Qualquer que seja a direção que se lhe dê, esse cabeção de estrada tem de ser dispendioso por as expropriações e pelos desaterramentos, e jamais poderá ficar com inclinação assas suave para que possam por ela transitar diligências. Não serão essas somas mais bem gastas em construir a ponte de pedra há 50 anos em projeto que ligue o morro de Santa Clara à Serra? No arquivo da Câmara Municipal deve existir o plano e memória para a sua construção. Com esta ponte , ou seja, de pedra ou de ferro, a estrada de Lisboa ficaria quasi ao livel da cidade, mui pouco haveria a gastar para a comunicar, e as diligências poderiam vir ao interior da cidade; e todo o alto de Vila Nova nas proximidades da Serra viriam a ter grande valor, pois ficavam sendo por assim dizer um bairro da cidade.

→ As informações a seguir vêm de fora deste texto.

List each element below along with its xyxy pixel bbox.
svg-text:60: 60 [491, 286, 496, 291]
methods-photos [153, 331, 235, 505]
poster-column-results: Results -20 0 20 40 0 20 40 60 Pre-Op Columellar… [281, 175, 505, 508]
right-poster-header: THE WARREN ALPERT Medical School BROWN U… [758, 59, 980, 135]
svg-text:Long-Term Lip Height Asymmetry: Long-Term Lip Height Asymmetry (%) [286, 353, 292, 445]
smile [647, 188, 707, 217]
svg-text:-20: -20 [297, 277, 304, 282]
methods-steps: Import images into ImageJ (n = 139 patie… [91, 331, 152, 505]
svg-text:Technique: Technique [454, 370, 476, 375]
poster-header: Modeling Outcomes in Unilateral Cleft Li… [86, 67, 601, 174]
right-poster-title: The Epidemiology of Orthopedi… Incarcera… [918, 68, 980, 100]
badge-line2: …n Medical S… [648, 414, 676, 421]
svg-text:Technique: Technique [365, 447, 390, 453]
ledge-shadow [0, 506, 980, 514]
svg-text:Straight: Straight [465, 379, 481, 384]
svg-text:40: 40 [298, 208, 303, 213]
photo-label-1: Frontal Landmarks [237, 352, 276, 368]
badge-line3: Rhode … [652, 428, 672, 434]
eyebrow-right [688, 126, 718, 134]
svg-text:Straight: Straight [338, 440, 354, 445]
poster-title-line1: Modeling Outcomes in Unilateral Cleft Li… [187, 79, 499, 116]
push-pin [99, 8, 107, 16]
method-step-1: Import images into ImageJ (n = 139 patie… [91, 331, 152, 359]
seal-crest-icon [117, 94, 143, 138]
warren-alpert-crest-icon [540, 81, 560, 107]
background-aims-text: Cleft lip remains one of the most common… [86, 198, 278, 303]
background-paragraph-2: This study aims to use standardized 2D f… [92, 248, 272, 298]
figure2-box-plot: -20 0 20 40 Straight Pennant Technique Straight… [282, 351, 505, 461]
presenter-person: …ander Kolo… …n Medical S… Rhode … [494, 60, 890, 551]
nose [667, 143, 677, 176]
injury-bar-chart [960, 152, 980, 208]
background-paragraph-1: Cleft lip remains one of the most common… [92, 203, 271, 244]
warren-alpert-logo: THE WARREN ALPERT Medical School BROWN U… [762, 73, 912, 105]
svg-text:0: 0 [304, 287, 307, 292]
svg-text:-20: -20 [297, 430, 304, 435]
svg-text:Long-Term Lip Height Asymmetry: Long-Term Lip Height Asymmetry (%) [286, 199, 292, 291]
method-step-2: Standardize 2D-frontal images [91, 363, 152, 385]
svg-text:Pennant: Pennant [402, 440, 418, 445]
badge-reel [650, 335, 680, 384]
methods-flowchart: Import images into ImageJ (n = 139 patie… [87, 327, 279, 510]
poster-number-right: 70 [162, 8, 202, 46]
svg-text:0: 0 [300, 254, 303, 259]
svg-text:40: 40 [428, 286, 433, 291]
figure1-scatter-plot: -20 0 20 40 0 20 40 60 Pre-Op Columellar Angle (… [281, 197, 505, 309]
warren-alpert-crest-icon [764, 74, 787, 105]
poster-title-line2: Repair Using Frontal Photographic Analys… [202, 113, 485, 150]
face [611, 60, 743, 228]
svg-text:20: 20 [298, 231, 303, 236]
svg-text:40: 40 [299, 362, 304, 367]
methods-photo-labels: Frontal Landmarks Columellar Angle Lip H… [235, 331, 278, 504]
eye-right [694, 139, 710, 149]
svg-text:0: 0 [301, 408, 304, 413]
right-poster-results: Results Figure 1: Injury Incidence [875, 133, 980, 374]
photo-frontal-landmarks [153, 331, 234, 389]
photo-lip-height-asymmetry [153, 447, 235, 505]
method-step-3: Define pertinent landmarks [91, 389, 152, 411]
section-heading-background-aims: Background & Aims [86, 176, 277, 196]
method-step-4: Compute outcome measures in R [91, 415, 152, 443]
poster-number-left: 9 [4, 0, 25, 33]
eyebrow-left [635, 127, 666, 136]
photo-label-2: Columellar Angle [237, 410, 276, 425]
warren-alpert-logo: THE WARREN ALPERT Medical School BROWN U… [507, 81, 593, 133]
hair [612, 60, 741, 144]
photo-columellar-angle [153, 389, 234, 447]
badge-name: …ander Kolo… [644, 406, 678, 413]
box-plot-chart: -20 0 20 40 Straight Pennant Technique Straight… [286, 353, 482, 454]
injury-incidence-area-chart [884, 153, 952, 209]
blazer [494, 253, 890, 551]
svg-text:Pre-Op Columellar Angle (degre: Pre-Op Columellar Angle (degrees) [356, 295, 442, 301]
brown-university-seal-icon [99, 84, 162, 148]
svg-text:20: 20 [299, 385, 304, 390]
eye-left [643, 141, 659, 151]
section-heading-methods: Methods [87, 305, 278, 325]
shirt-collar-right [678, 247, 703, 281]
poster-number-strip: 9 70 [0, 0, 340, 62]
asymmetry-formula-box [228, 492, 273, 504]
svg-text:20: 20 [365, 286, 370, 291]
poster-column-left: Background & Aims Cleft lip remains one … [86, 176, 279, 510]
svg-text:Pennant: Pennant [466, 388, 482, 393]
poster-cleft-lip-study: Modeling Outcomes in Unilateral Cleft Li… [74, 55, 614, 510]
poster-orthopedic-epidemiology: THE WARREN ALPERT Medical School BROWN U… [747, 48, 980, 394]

Esta ponte não pode fazer-se, parece-nos, sem uma indeminização à Empresa da Ponte Pênsil; não seria esta tão desarrazoada que desprezasse uma razoável compensação, pois que pelo rio continuaria sempre a fazer-se o trânsito entre o bairro comercial da cidade e a parte baixa da vila onde se acham todos os armazéns de vinho.

Há que tanto dinheiro por aí se tem gasto tão mal gasto, faça-se ao menos uma obra que dê nome a quem a realizar, e não se vão fazer encruzilhadas de cabras para aproveitar essa mesquinha ponte que nos deram."

Dias depois, a 9 de Abril, o próprio Bigot sai em defesa da ponte por ele projetada e diz-nos no mesmo jornal:
"... Quanto ao que respeita à Ponte Suspensa, o autor do art. deveria dizer: - Esta ponte não é tão bela nem tão bem acabada como a Ponte de... (escolhida em França onde este sistema é mais adotado) isto seria mais razoável do que dizer "É uma ponte mesquinha". Eu estou perfeitamente convencido que a ponte de pedra ou de ferro de um só arco que unisse a Serra a St.ª Clara seria de uma ordem e de uma magnificência incomparável à ponte atual; seria neste género o monumento mais notável da época.

Logo a seguir a publicar o comunicado de Bigot o jornal expõe novamente as suas razões, entre as quais:
"... O Sr. Bigot ofendeu-se com a expressão que empregamos de - mesquinha ponte - falando da pênsil sobre o Douro. Não é uma nem duas vezes que temos elogiado a perícia do Sr. Bigot na sua construção, ela estabeleceu os seus créditos. Chamamos-lhe - mesquinha ponte - porque a empresa, em lugar de a fazer construir de Santa Clara à Serra, como requerera a Câmara, conservando a de barcas; quis construí-la onde lhe ficasse mais barata: chamamos-lhe - mesquinha - porque  foram colocar no mais estreito do rio, a grande distância das ruas da cidade, de sorte que apenas transita por ela uma terça parte das pessoas que transitavam pela antiga, preferindo os outros irem em barcos: - mesquinha - porque, sendo a sua mais apregoada vantagem a de dar comunicação para a margem esquerda em tempo de cheias, apenas, quando as há que cubram o cais, podem chegar a elas pessoas a pé, e algumas cavalgaduras e bestas de carga que tem de descer ou subir degrau a degrau a escadaria do Codeçal! Mas nem a carros ou carruagens isso é possível. E foi para isto que o estado perdeu por trinta anos o melhor de dez contos por ano. Quanto ao projeto da Ponte de Santa Clara à Serra, que comunique a cidade com a estrada de Lisboa, único modo de poderem entrar na cidade diligências, folgamos que o Sr. Bigot concorde connosco em que seria o monumento mais notável da época.